In 1962, while an MP, he helped facilitate the sale of the home to the Ukrainian Church and 21 years later, he oversaw a grant proposal worth $156,000 for roof and foundation repairs.
The once-lavish home built in 1816 has stood boarded up and empty since 2003. Heritage Canada’s National Trust placed it on an endangered list for demolition by neglect, a fate avoided when the town purchased it in the fall of 2016.
A group of concerned citizens reorganized their restoration efforts as the Belle Vue Conservancy and embarked on a $1-million fundraising campaign.
The Whelans’ contribution pushes the conservancy’s first-year donation total to $305,000.
As a major donor to the window program, a plaque commemorating Eugene and Elizabeth will be placed below a riverfront window in the pioneer kitchen of the home.
One of five main-floor rooms has garnered a $100,000 donation for naming rights from the Gatfield Family Foundation.

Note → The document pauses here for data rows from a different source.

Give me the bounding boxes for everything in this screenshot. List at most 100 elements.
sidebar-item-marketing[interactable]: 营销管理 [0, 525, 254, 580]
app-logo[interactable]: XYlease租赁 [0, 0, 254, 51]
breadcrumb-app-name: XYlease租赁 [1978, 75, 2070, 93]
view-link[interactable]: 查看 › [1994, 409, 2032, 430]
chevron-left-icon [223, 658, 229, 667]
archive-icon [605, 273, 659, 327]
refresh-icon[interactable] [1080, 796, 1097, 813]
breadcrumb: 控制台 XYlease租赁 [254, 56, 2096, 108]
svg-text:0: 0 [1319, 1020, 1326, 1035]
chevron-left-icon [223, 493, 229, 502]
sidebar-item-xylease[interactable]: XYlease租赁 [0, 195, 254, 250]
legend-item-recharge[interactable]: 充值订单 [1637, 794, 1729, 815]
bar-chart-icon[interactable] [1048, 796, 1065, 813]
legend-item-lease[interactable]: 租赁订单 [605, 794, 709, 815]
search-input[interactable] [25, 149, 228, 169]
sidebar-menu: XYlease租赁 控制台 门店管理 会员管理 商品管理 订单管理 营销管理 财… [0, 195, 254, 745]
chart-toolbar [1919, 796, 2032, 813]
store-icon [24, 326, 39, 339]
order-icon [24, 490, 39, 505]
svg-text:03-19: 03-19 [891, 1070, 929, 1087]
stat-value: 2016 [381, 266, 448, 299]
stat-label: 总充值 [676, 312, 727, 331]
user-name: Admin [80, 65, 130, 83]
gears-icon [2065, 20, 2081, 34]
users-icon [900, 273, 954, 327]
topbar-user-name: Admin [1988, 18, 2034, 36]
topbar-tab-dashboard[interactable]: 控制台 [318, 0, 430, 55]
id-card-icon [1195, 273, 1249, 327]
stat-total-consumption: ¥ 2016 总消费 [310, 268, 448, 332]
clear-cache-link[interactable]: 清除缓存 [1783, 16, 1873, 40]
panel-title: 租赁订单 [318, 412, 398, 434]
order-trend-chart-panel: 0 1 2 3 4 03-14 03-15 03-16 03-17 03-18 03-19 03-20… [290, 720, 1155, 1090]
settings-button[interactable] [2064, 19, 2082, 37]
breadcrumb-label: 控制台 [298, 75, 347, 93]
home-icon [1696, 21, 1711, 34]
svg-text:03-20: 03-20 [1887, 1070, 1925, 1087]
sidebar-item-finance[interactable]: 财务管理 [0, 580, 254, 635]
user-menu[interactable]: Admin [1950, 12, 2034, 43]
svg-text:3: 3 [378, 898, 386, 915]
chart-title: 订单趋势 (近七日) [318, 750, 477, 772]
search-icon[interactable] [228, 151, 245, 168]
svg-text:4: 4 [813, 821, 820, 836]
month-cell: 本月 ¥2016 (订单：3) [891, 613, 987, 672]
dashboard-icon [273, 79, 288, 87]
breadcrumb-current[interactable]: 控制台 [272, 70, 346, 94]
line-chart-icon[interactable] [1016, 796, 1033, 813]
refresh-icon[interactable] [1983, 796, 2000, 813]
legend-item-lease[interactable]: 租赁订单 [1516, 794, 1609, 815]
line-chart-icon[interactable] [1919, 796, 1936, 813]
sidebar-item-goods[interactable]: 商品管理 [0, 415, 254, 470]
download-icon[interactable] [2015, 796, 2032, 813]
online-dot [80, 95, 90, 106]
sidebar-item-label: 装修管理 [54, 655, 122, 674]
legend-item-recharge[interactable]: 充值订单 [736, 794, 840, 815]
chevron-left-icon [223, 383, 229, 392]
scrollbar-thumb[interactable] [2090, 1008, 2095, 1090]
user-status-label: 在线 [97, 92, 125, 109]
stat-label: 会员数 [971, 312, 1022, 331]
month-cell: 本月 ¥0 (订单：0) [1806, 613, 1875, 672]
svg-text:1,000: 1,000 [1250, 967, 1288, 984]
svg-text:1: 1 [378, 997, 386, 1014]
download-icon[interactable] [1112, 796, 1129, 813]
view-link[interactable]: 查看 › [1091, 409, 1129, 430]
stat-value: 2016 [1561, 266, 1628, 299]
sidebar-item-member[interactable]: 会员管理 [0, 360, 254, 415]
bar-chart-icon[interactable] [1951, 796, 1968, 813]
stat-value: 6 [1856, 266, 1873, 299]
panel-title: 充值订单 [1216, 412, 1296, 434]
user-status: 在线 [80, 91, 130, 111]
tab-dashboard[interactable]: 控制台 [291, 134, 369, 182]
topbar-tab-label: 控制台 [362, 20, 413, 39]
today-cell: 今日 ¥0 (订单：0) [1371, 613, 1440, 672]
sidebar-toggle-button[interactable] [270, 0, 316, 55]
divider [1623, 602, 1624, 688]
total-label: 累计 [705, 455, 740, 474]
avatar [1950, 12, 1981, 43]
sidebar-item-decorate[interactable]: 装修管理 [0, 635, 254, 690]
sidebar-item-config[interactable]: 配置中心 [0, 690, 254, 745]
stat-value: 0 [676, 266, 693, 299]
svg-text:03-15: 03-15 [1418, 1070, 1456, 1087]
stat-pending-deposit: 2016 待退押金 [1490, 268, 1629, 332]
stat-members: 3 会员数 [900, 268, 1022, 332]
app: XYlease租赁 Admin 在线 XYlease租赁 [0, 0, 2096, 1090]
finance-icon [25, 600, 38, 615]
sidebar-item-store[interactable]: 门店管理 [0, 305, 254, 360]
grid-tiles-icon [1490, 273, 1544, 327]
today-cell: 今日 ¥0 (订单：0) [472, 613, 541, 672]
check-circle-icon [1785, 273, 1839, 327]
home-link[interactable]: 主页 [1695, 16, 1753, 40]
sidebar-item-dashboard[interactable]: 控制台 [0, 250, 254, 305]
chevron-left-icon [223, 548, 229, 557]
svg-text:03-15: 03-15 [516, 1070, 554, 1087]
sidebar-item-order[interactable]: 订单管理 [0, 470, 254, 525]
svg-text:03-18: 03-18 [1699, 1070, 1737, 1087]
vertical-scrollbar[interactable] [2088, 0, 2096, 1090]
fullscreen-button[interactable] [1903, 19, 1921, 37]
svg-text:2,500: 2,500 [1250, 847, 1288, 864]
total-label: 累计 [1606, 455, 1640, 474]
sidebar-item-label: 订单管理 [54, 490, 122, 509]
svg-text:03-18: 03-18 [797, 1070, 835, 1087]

Shirley Curson-Prue, president of the Belle Vue Conservancy, said fundraising efforts continue. In addition to its corporate outreach, the group just launched an initiative aimed at high school students, kicking it off with a visit to Villanova last week.
“We’re trying to hit as many demographics as we can,” Curson-Prue said. “This is your future, this is where your kids are going to come.”